It's out in the cold
By PAUL KENT Rugby League Writer
December 14, 2004
THE NRL's radical new territorial draft is doomed to failure despite saving clubs about $8 million a year.
The Daily Telegraph can reveal today the blueprint for the new territories which the NRL was hoping to keep confidential until further discussion could be held.
While many clubs are comfortable with the areas they have been allocated, most keeping the country area they are already closely linked to, there is enough opposition to see the draft failing to get up.
The draft will fail on several levels:
* The Broncos will object to Brisbane being divided up among Sydney clubs and also at being locked out of the Sunshine Coast. The Broncos believe this will affect their identity within the city.

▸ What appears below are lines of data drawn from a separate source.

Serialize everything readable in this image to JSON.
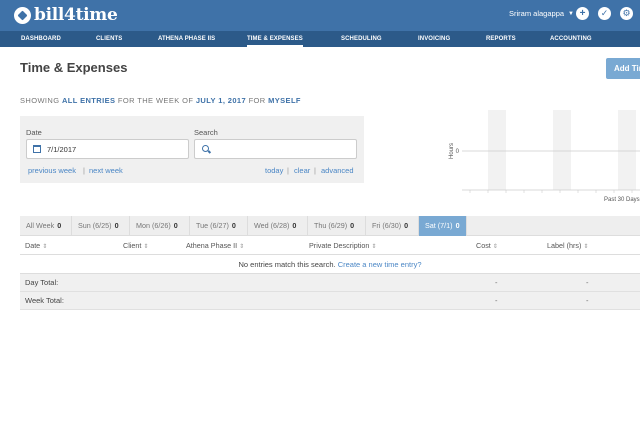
{
  "brand": {
    "name": "bill4time"
  },
  "user": {
    "name": "Sriram alagappa"
  },
  "nav": [
    {
      "label": "DASHBOARD"
    },
    {
      "label": "CLIENTS"
    },
    {
      "label": "ATHENA PHASE IIS"
    },
    {
      "label": "TIME & EXPENSES"
    },
    {
      "label": "SCHEDULING"
    },
    {
      "label": "INVOICING"
    },
    {
      "label": "REPORTS"
    },
    {
      "label": "ACCOUNTING"
    }
  ],
  "page": {
    "title": "Time & Expenses",
    "add_button": "Add Time"
  },
  "showing": {
    "prefix": "SHOWING",
    "entries": "ALL ENTRIES",
    "mid": "FOR THE WEEK OF",
    "date": "JULY 1, 2017",
    "for": "FOR",
    "who": "MYSELF"
  },
  "filter": {
    "date_label": "Date",
    "date_value": "7/1/2017",
    "search_label": "Search",
    "search_value": "",
    "prev_week": "previous week",
    "next_week": "next week",
    "today": "today",
    "clear": "clear",
    "advanced": "advanced",
    "sep": "|"
  },
  "chart": {
    "ylabel": "Hours",
    "zero_tick": "0",
    "xlabel": "Past 30 Days"
  },
  "tabs": [
    {
      "label": "All Week",
      "count": "0"
    },
    {
      "label": "Sun (6/25)",
      "count": "0"
    },
    {
      "label": "Mon (6/26)",
      "count": "0"
    },
    {
      "label": "Tue (6/27)",
      "count": "0"
    },
    {
      "label": "Wed (6/28)",
      "count": "0"
    },
    {
      "label": "Thu (6/29)",
      "count": "0"
    },
    {
      "label": "Fri (6/30)",
      "count": "0"
    },
    {
      "label": "Sat (7/1)",
      "count": "0"
    }
  ],
  "table": {
    "headers": [
      "Date",
      "Client",
      "Athena Phase II",
      "Private Description",
      "Cost",
      "Label (hrs)"
    ],
    "sort_icon": "⇕",
    "empty_text": "No entries match this search.",
    "empty_link": "Create a new time entry?",
    "day_total_label": "Day Total:",
    "week_total_label": "Week Total:",
    "dash": "-"
  },
  "colors": {
    "topbar": "#3f72a8",
    "nav": "#2c5a89",
    "accent": "#79a9d3",
    "link": "#4a86c5"
  }
}
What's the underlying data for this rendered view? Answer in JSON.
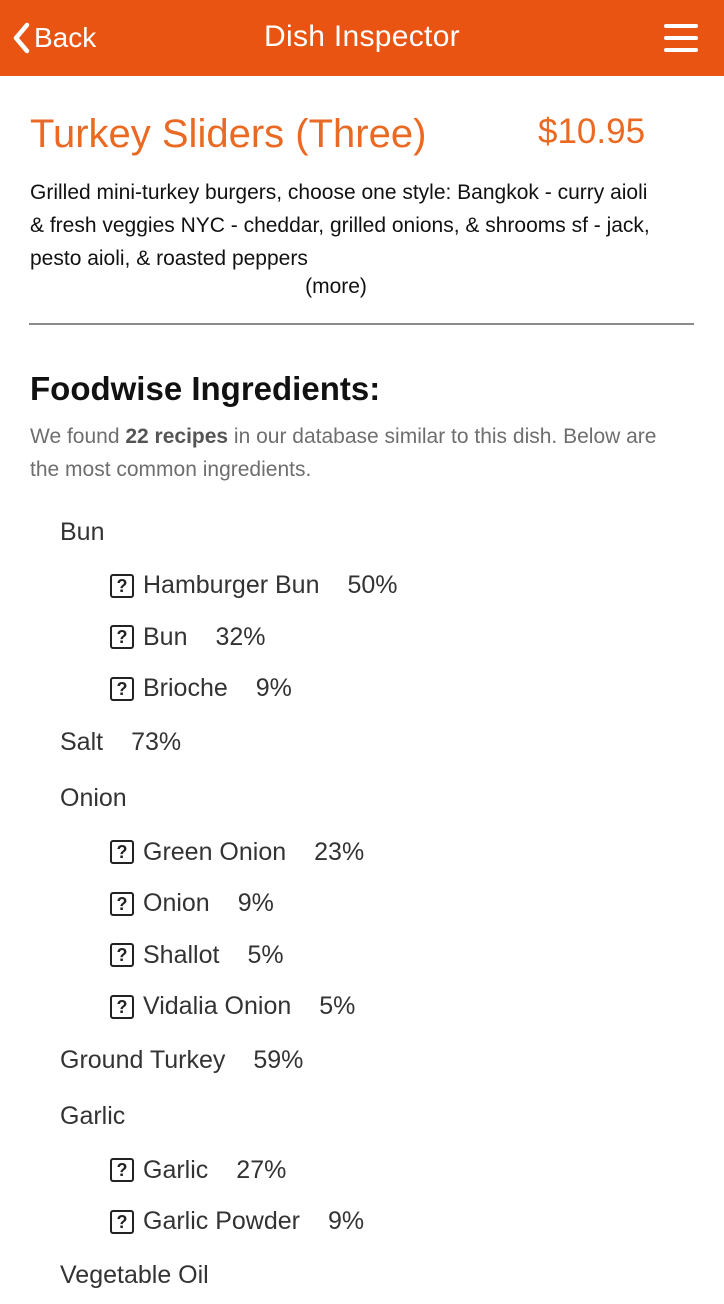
{
  "colors": {
    "accent": "#e95413",
    "title": "#ea6a23"
  },
  "navbar": {
    "back_label": "Back",
    "title": "Dish Inspector",
    "back_icon": "chevron-left-icon",
    "menu_icon": "hamburger-menu-icon"
  },
  "dish": {
    "name": "Turkey Sliders (Three)",
    "price": "$10.95",
    "description": "Grilled mini-turkey burgers, choose one style: Bangkok - curry aioli & fresh veggies NYC - cheddar, grilled onions, & shrooms sf - jack, pesto aioli, & roasted peppers",
    "more_label": "(more)"
  },
  "ingredients_section": {
    "heading": "Foodwise Ingredients:",
    "intro_prefix": "We found ",
    "recipe_count": "22 recipes",
    "intro_suffix": " in our database similar to this dish. Below are the most common ingredients.",
    "help_icon": "question-box-icon",
    "groups": [
      {
        "name": "Bun",
        "pct": "",
        "items": [
          {
            "name": "Hamburger Bun",
            "pct": "50%"
          },
          {
            "name": "Bun",
            "pct": "32%"
          },
          {
            "name": "Brioche",
            "pct": "9%"
          }
        ]
      },
      {
        "name": "Salt",
        "pct": "73%",
        "items": []
      },
      {
        "name": "Onion",
        "pct": "",
        "items": [
          {
            "name": "Green Onion",
            "pct": "23%"
          },
          {
            "name": "Onion",
            "pct": "9%"
          },
          {
            "name": "Shallot",
            "pct": "5%"
          },
          {
            "name": "Vidalia Onion",
            "pct": "5%"
          }
        ]
      },
      {
        "name": "Ground Turkey",
        "pct": "59%",
        "items": []
      },
      {
        "name": "Garlic",
        "pct": "",
        "items": [
          {
            "name": "Garlic",
            "pct": "27%"
          },
          {
            "name": "Garlic Powder",
            "pct": "9%"
          }
        ]
      },
      {
        "name": "Vegetable Oil",
        "pct": "",
        "items": []
      }
    ]
  }
}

* The Cowboys will object to losing the vital Central Queensland feeder area and also the loss of its Queensland State Cup competition.

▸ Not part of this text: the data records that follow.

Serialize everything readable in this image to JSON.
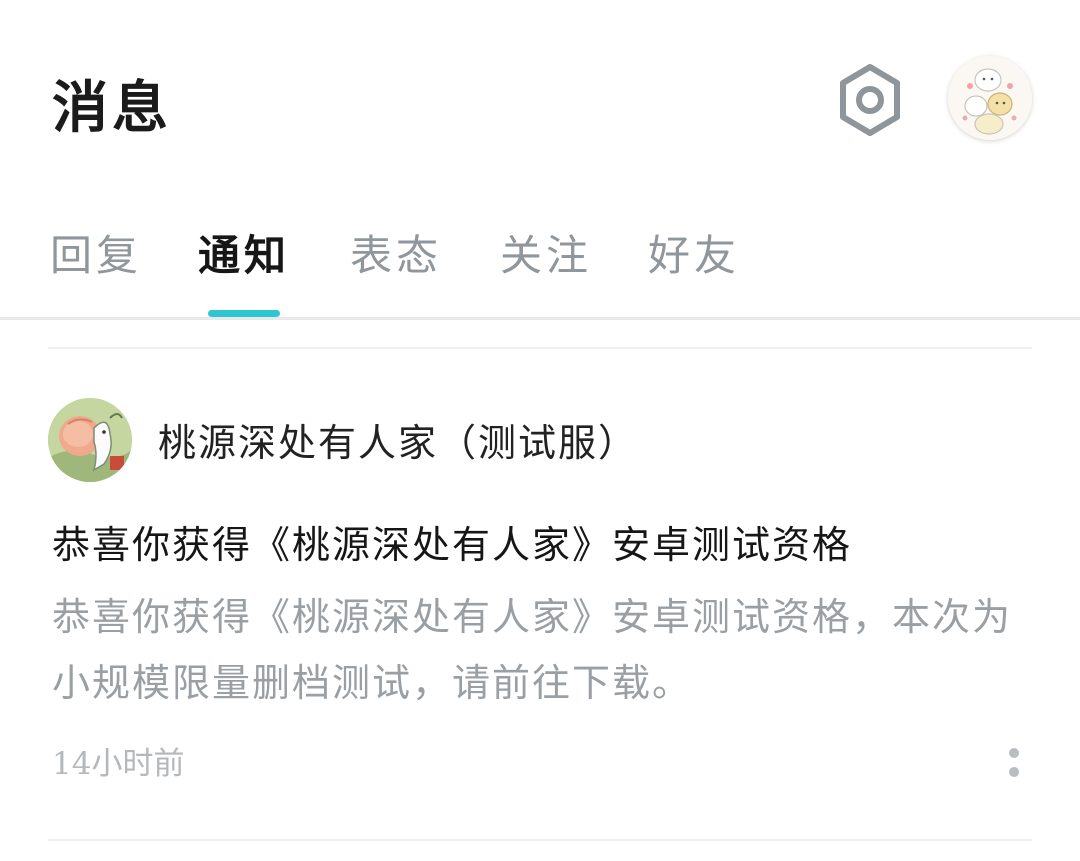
{
  "header": {
    "title": "消息",
    "settings_icon": "hexagon-settings-icon",
    "avatar_icon": "user-avatar-icon"
  },
  "tabs": [
    {
      "label": "回复",
      "active": false
    },
    {
      "label": "通知",
      "active": true
    },
    {
      "label": "表态",
      "active": false
    },
    {
      "label": "关注",
      "active": false
    },
    {
      "label": "好友",
      "active": false
    }
  ],
  "notification": {
    "sender": "桃源深处有人家（测试服）",
    "title": "恭喜你获得《桃源深处有人家》安卓测试资格",
    "body": "恭喜你获得《桃源深处有人家》安卓测试资格，本次为小规模限量删档测试，请前往下载。",
    "time": "14小时前",
    "more_icon": "more-vertical-icon"
  },
  "colors": {
    "accent": "#2ec6d0",
    "text_primary": "#161616",
    "text_secondary": "#9a9fa4",
    "text_tertiary": "#b4b8bc",
    "tab_inactive": "#8f969c",
    "divider": "#e7e9eb"
  }
}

* Melbourne will seek an added $1million to compensate for the relocation of players to Melbourne, a request that will be denied.
"It doesn't suit Queensland fullstop," ARL chief executive Geoff Carr said.
The territorial draft was designed to sit with an elite under-20 competition, similar to what the AFL operates.
An external draft had been considered -- but expected opposition from the Rugby League Professionals Association eliminates that option.
"Fifteen clubs have to agree to it to get off the ground and not all the clubs are excited," Carr said.
"Brisbane feel as if it is not really fair to them."
The great benefit for the NRL clubs would be their savings under the draft, especially considering the poker-machine tax.
More than $11m was spent on junior recruitment last season -- money spent outside each club's top 25 players.
The massive cost was generated because some clubs stockpiled talent.
Players as young as 14 are being signed by clubs, basically to prevent them from signing with rival clubs.
Many of those players are then being relocated to Sydney, Brisbane or wherever they have signed as early as the age of 16, stripping their own local league of developing talent with still no guarantee that they will succeed.
In fact, the attrition rate is so high several clubs estimated that only 15-20 per cent of those players ever saw first grade.
Under the territorial draft clubs would have to wait until players are 18 before they could sign them.
The clubs would have first rights on five players from within their allocated region before other clubs could move in.
At a base salary of $37,500 per season, this would be expected to cost the NRL clubs about $2.8million -- far below the $11m already spent.
Broncos chief executive Bruno Cullen, while acknowledging he was looking after Brisbane's interests, said the city would suffer if the investment the Broncos put into junior development was refined to only certain areas.
Souths chief executive Shane Richardson favours an external draft in conjunction with an elite state league, saying the State Government's poker-machine tax will impact heavily on the territorial draft.
"There is going to be a financial hole when the poker-machine tax comes in and the first area you are going to look at saving costs is the development where you don't really need to do it," Richardson said.
"We should be planning now for it."
NRL chief executive David Gallop said last night: "It was the clubs that asked us to complete this exercise.
"We've done that at their request and it is still very much a discussion phase document."